EDITOR’S NOTE: Several of the locations in this article are privately owned or have “No Trespassing” signs. Be cautious of any warning signage and land ownership if you attempt to visit these areas.
WXIN/WTTV — Every state has locations that are unoccupied and instead have been left to the devices of its natural environment.
These locations often served the surrounding community in some capacity. Whether they were former race grounds or amusement parks, they served as a location where community members could come and enjoy company with one another.
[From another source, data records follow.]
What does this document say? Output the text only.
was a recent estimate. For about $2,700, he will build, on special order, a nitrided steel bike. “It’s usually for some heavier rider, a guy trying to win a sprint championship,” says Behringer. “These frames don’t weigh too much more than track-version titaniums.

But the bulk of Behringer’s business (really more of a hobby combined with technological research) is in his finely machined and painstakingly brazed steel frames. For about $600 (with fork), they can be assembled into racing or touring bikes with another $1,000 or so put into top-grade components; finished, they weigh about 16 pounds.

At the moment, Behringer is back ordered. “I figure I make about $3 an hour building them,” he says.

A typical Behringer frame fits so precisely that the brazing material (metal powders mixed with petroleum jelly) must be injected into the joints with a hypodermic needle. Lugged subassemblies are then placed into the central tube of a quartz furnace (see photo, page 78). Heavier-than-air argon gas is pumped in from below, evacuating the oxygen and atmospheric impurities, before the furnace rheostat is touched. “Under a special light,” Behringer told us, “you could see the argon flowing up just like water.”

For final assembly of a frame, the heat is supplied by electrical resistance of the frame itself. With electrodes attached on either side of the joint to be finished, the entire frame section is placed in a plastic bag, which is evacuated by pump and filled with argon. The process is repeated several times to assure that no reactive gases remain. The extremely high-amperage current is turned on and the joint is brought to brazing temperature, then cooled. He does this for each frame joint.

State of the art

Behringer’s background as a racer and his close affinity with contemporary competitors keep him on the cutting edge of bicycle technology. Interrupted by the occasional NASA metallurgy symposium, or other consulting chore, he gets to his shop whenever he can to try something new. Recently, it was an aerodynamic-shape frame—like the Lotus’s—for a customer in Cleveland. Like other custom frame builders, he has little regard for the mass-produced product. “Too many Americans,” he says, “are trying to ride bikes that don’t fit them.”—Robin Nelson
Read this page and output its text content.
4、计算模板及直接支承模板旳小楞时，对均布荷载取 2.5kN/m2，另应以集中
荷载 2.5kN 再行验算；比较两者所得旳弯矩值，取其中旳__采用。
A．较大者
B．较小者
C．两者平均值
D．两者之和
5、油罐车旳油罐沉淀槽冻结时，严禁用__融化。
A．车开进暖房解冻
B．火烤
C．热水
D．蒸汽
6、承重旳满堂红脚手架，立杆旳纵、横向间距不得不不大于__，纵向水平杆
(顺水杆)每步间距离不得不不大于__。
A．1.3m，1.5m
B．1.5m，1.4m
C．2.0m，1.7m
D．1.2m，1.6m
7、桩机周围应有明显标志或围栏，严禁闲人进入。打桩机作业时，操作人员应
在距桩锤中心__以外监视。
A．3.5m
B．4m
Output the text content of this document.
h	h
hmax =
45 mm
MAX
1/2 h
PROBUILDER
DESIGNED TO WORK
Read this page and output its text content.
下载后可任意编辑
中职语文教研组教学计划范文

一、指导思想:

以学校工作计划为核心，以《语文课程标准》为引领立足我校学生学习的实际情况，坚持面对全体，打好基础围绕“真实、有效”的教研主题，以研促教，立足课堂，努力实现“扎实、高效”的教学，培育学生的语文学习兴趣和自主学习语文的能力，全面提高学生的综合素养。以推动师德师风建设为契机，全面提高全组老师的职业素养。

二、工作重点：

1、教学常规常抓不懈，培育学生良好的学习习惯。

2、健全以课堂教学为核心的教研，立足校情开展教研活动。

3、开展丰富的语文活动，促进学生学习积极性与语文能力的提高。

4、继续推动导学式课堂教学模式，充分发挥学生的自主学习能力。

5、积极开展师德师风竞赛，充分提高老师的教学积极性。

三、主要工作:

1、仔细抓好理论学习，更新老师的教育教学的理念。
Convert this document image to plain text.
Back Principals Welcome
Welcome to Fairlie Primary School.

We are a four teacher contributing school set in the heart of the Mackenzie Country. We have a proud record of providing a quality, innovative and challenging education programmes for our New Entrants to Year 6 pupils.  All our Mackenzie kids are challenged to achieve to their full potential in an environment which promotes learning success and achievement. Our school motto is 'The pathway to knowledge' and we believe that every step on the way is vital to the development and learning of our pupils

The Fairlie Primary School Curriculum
Other locations, like Oolitic’s Empire Quarry, provided economic opportunities to local quarry workers to feed themselves and their families.
As the list below will illustrate, Indiana is home to a variety of places that, although abandoned in the year 2023, contain rich, unique and sometimes frightening histories that check all of the boxes for adventure-seeking enthusiasts.
Jungle Park Speedway
While most Hoosiers and people outside of Indiana think of the Indy 500 when the topic of racing comes up, Indiana is also home to a former racing venue that hosted popular races and large crowds.
The Jungle Park Speedway, located about 50 miles west of Indianapolis in Parke County, was originally constructed in 1926. During its heyday, the track hosted several important racers of the time, including three-time Indianapolis 500 winners Wilbur Shaw and Mauri Rose.
According to Atlas Obscura, the venue’s history is unfortunately tainted by numerous examples of deadly accidents that resulted in the deaths of multiple racers (and spectators).
In the venue’s first five years of existence, four drivers were killed, a track manager lost his life after being struck and a spectator was killed.
This was largely due to a lack of fencing between the track and the stands where the spectators were.
While additional safety measures such as protective fencing and road surface improvements were eventually implemented, this did not prevent more accidents from occurring until the venue eventually closed down in 1955.
The venue briefly reopened to host a midget car race in 1960 but that also ended with the death of a woman from Terre Haute.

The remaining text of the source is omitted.